If #loga/(b-c)=logb/(c-a)=logc/(a-b)# then the numerical value of #a^a*b^b*c^c=?#

2 Answers

Let #loga/(b-c)=logb/(c-a)=logc/(a-b)=k#

then considering 10 base logarithm we get

  • #a=10^(k(b-c)#

  • #b=10^(k(c-a)#

  • #c=10^(k(a-b)#

So

  • #a^a=10^(k(ab-ca)#

  • #b^b=10^(k(bc-ab)#

  • #c^c=10^(k(ca-bc)#

Hence the numerical value of

#a^a*b^b*c^c#

#=10^(k(ab-ca))*10^(k(bc-ab))*10^(k(ca-bc))#

#=10^(k(ab-ca+bc-ab+ca-bc))#

#=10^0=1#

Jul 24, 2018

# 1#.

Explanation:

Set #loga/(b-c)=logb/(c-a)=logc/(a-b)=k#.

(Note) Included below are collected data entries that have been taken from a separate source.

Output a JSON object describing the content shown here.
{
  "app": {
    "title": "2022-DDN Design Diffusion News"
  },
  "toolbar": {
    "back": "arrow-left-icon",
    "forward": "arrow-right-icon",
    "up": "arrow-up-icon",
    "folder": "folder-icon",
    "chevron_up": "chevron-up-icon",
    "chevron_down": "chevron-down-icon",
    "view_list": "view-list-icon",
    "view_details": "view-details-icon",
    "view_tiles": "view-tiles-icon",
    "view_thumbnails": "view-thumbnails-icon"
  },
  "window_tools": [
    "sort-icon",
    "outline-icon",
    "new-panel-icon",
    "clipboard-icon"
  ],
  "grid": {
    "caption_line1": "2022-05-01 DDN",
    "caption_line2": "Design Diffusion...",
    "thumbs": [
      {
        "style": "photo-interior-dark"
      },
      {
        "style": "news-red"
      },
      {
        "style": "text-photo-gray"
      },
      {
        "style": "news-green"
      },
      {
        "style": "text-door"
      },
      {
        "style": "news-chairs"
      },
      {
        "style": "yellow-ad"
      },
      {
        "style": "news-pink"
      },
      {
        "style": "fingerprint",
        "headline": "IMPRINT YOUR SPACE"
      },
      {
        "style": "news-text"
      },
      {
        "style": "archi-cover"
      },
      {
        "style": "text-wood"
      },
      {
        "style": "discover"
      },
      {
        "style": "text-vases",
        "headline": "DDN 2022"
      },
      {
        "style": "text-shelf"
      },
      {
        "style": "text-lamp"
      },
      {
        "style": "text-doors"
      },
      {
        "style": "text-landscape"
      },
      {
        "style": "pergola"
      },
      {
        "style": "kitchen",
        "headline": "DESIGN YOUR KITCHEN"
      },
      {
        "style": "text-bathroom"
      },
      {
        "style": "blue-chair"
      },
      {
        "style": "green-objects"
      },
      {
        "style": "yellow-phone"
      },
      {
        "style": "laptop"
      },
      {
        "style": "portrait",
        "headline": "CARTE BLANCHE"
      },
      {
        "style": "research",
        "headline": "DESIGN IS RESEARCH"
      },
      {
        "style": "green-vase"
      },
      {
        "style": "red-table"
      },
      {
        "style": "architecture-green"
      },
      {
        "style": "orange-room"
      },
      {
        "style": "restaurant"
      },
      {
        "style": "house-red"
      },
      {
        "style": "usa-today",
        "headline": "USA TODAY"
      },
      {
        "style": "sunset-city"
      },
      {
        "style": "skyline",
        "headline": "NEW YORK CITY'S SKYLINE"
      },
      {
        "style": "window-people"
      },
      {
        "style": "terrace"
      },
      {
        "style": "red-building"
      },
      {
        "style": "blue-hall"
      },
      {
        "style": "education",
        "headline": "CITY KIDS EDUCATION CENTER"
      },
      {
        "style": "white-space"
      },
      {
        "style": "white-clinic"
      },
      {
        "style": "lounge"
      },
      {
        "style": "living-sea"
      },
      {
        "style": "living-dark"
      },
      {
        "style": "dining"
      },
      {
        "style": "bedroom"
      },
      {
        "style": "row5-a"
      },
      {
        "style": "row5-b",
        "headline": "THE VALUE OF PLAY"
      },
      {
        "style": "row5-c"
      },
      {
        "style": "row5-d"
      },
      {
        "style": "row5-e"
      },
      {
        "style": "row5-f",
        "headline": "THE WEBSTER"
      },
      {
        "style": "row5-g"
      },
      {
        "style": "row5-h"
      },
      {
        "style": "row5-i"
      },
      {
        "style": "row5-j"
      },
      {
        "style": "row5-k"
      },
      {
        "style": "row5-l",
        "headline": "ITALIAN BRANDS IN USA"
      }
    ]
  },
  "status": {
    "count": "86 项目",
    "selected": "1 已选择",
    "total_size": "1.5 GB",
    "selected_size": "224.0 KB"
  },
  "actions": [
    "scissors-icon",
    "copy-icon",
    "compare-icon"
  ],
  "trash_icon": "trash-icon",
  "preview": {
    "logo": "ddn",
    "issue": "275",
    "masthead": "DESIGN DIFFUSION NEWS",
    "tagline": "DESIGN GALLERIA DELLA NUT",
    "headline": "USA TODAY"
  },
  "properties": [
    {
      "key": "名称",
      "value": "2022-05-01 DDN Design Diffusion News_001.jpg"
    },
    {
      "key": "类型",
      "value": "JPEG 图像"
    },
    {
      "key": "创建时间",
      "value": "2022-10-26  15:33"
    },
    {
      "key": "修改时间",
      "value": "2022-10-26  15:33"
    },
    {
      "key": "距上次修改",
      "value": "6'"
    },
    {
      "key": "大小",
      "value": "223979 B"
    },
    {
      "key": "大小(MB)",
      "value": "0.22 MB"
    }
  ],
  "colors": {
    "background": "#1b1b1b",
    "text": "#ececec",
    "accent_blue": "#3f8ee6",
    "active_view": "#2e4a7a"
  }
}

#:. loga=k(b-c), logb=k(c-a), and, logc=k(a-b)#.

Now, #log(a^a*b^b*c^c),#

#=aloga+nblogb+clogc#,

#=a{k(b-c)}+b{k(c-a)}+c{k(a-b)}#.

#=0#,

# i.e., log(a^a*b^b*c^c)=0#.

# rArr a^a*b^b*c^c=1#, as Respected P dilip_k has readily

derived!